她和丹都很清楚,與姐姐的見面讓她整個人都放鬆了下來。她依然能感覺到阿爾菲的缺失,依然想念他,依然希望悲劇不要發生,但她不再時刻糾結於那些細枝末節而折磨自己了,也不再沉浸在愧疚與自責中,在人群裡搜尋他的面孔。也許最能說明問題的是,從那以後,她再也沒有做過一次噩夢,驚恐症也沒有再犯了。失去阿爾菲將是一個永恆的傷疤,但朵拉感覺到自己似乎正在向前走,終於回到了正軌。

她把一隻手放在自己隆起的腹部,輕輕撫摩堅挺渾圓的肚子。它結實而溫暖,令她十分享受指尖獲得的觸感:那麼踏實,那麼真切。

公交車前部出現了一陣騷動,一群男孩子吵吵嚷嚷地擠上車,在讀卡器上嘀嘀嘀地刷公交卡。逃學的孩子們啊,她心想。
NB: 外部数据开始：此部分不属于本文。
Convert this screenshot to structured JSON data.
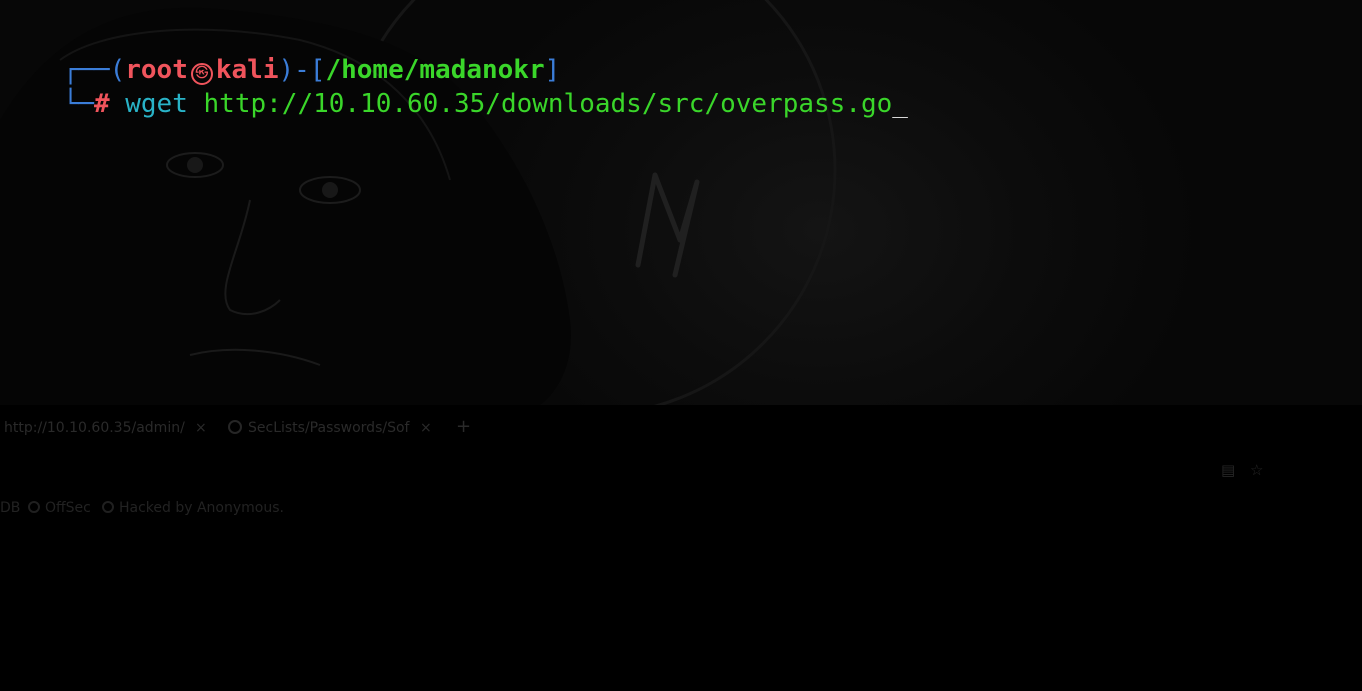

那些噪聲和動作衝擊著她的感官。她看見人行道上人們被風吹亂的頭髮、圍巾和西裝外套,突然很想和他們一起吹風。她跳起來,擠過人群來到了車門前,剛剛好。還有兩站就要到了,她可以步行去診所。不用待在辦公室裡真是一種享受。大多數人,據她所知,此刻都規規矩矩地坐在辦公桌前,開始了一天的工作,開啟電腦,接通電話,處理訂單,做各種決策。她很少有機會體驗倫敦的這一面,這時候老年人們開始慢悠悠地出現在街道上,年輕的父母推著嬰兒車去公園散步。她聽見騎腳踏車的郵差在車輛間唰唰地穿行,看見一群遊客坐在咖啡館的窗邊七嘴八舌地討論地圖和導遊手冊。一個面色蒼白的護士從她身邊走過,依然穿著工作服,顯然剛下了晚班回家。一位熱情洋溢的慈善工作者揮舞著寫字板向路過的陌生人搭訕,她禮貌地回絕了。還是同樣的城市——依然是她的家——但不知怎的感覺不一樣了,似乎突然透出一股不同的光線,換上了不同的節奏。她想自己往後也許會更多地體驗倫敦的這一面,等孩子出生之後。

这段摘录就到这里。